Should we boycott Orson Scott Card because he’s viciously homophobic?

My lovely wife just read a book called Dickens in Love about Dickens’s love affair with Ellen Ternan.  “I didn’t know he was such a creep,” she said.  Well, yeah.  Lots of writers are solipsistic jerks, and lots of them have obnoxious political positions.

One quite reasonable interpretation of the scant documentation of Shakespeare’s life is that he was a money-grubbing, social-climbing adulterer.

Lord Byron probably slept with his half-sister, among many other offenses.

Knut Hamsun (winner of the Nobel Prize for Literature) called Hitler “a preacher of the gospel of justice for all nations.”

I read a bit of Orson Scott Card back in the 80s.  I enjoyed Ender’s Game, although I don’t recall thinking it was anything like a classic.  At some point I gave up on Card because I thought there was something weird about his treatment of violence.  I haven’t been paying attention to him since then, so I didn’t realize he was beyond-bonkers homophobic, to the point of advocating violent revolution to prevent gay marriage:

How long before married people answer the dictators thus: Regardless of law, marriage has only one definition, and any government that attempts to change it is my mortal enemy.

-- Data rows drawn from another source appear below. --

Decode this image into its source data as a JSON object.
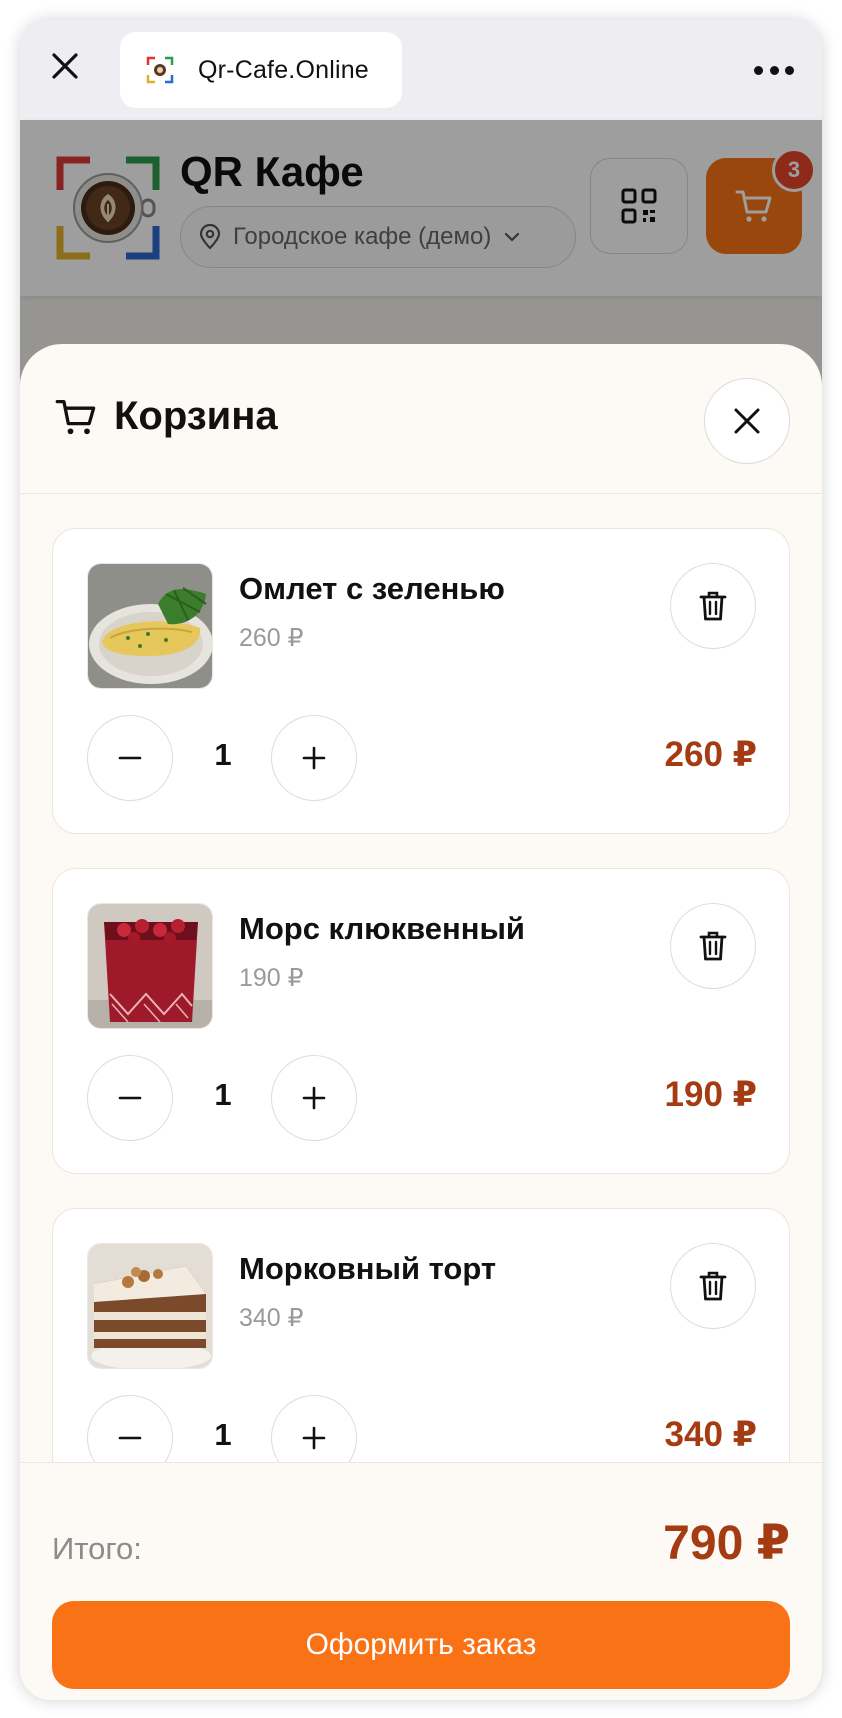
{
  "browser": {
    "url": "Qr-Cafe.Online",
    "close_icon": "close-icon",
    "more_icon": "more-horizontal-icon"
  },
  "site": {
    "title": "QR Кафе",
    "location": "Городское кафе (демо)",
    "cart_count": "3",
    "accent_color": "#f97316"
  },
  "cart": {
    "title": "Корзина",
    "items": [
      {
        "name": "Омлет с зеленью",
        "unit_price": "260 ₽",
        "quantity": "1",
        "total": "260 ₽",
        "image": "omelette-photo"
      },
      {
        "name": "Морс клюквенный",
        "unit_price": "190 ₽",
        "quantity": "1",
        "total": "190 ₽",
        "image": "cranberry-drink-photo"
      },
      {
        "name": "Морковный торт",
        "unit_price": "340 ₽",
        "quantity": "1",
        "total": "340 ₽",
        "image": "carrot-cake-photo"
      }
    ],
    "total_label": "Итого:",
    "total_value": "790 ₽",
    "checkout_label": "Оформить заказ",
    "price_color": "#a43b12"
  }
}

I will act to destroy that government and bring it down, so it can be replaced with a government that will respect and support marriage, and help me raise my children in a society where they will expect to marry in their turn.

The movie version of Ender’s Game is coming out in a few months, and people are making noises about boycotting it.  In response, the terrified filmmakers say the movie and the book have nothing to do with gay issues, and, as the 16-year-old star cleverly puts it, “You can’t blame a book for its author.”

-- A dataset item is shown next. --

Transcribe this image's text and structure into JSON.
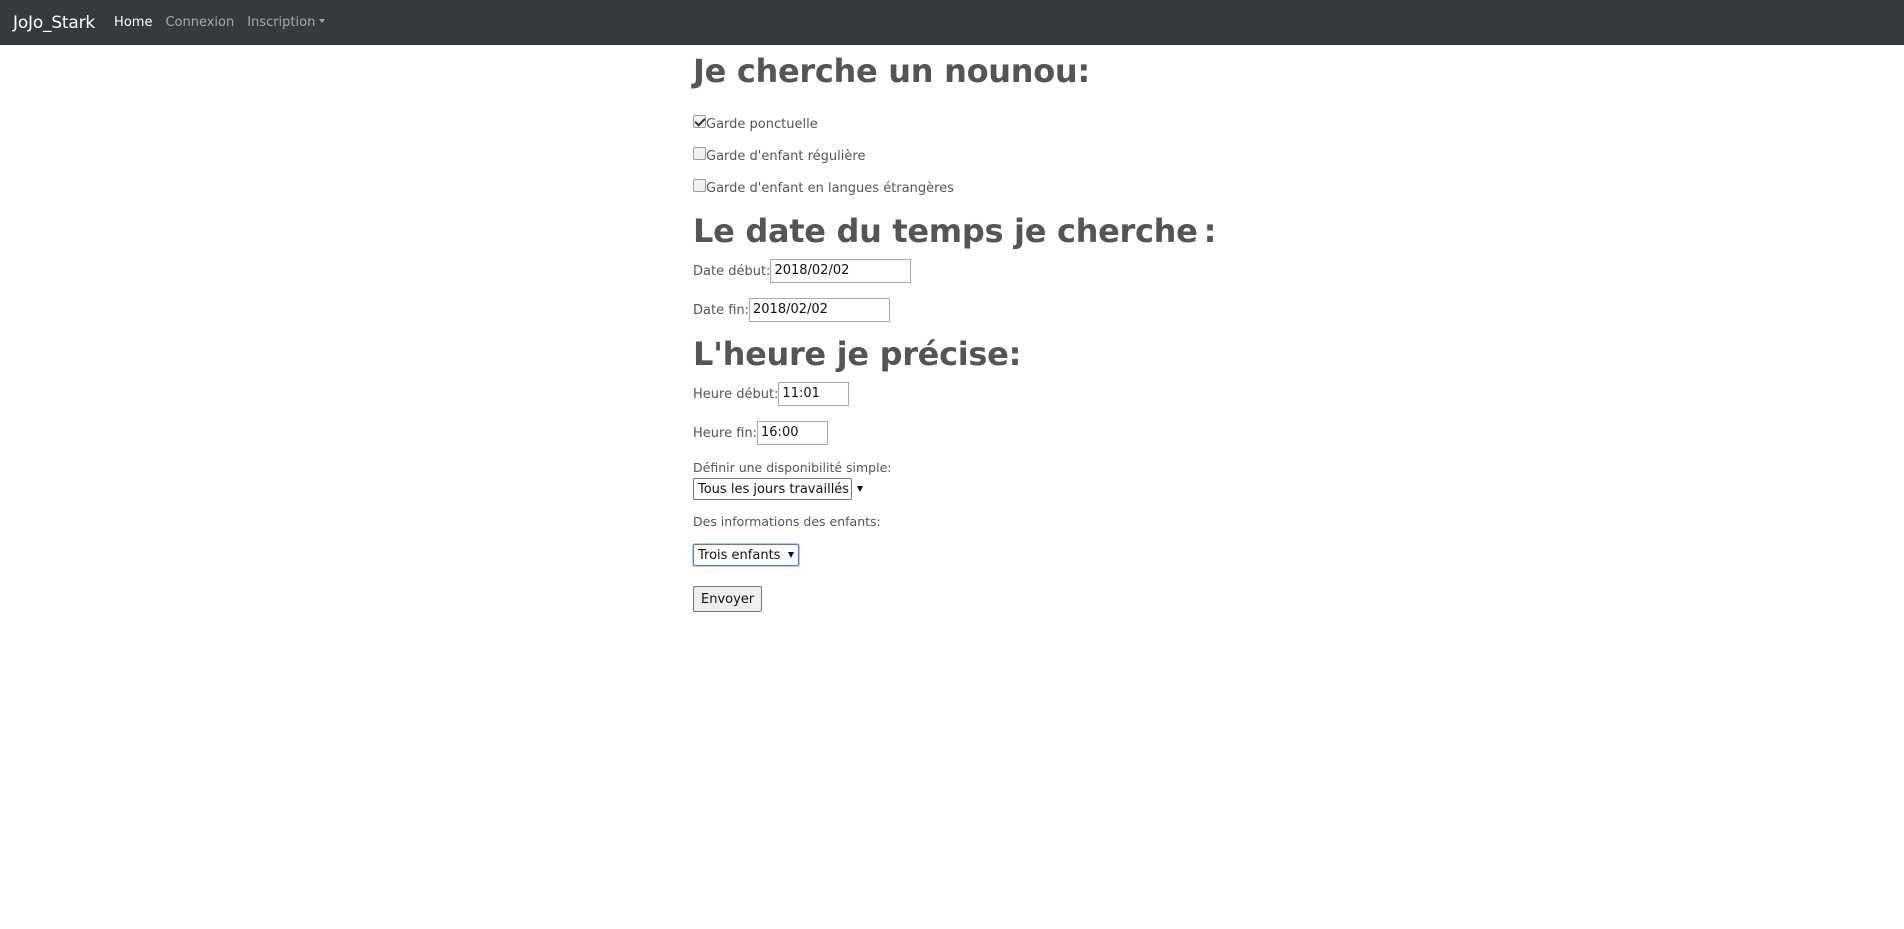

Absolutely true.  On the other hand, Card is still among us, and Dickens, Shakespeare, Byron, and Hamsun are not.  He makes money any time we purchase one of his works.  And he hasn’t been shy about expressing his opinions and trying to affect public policy.  There are plenty of good books to read and good movies to watch (well, I could be wrong about the supply of good movies).  I can’t think of any reason to support Card’s career.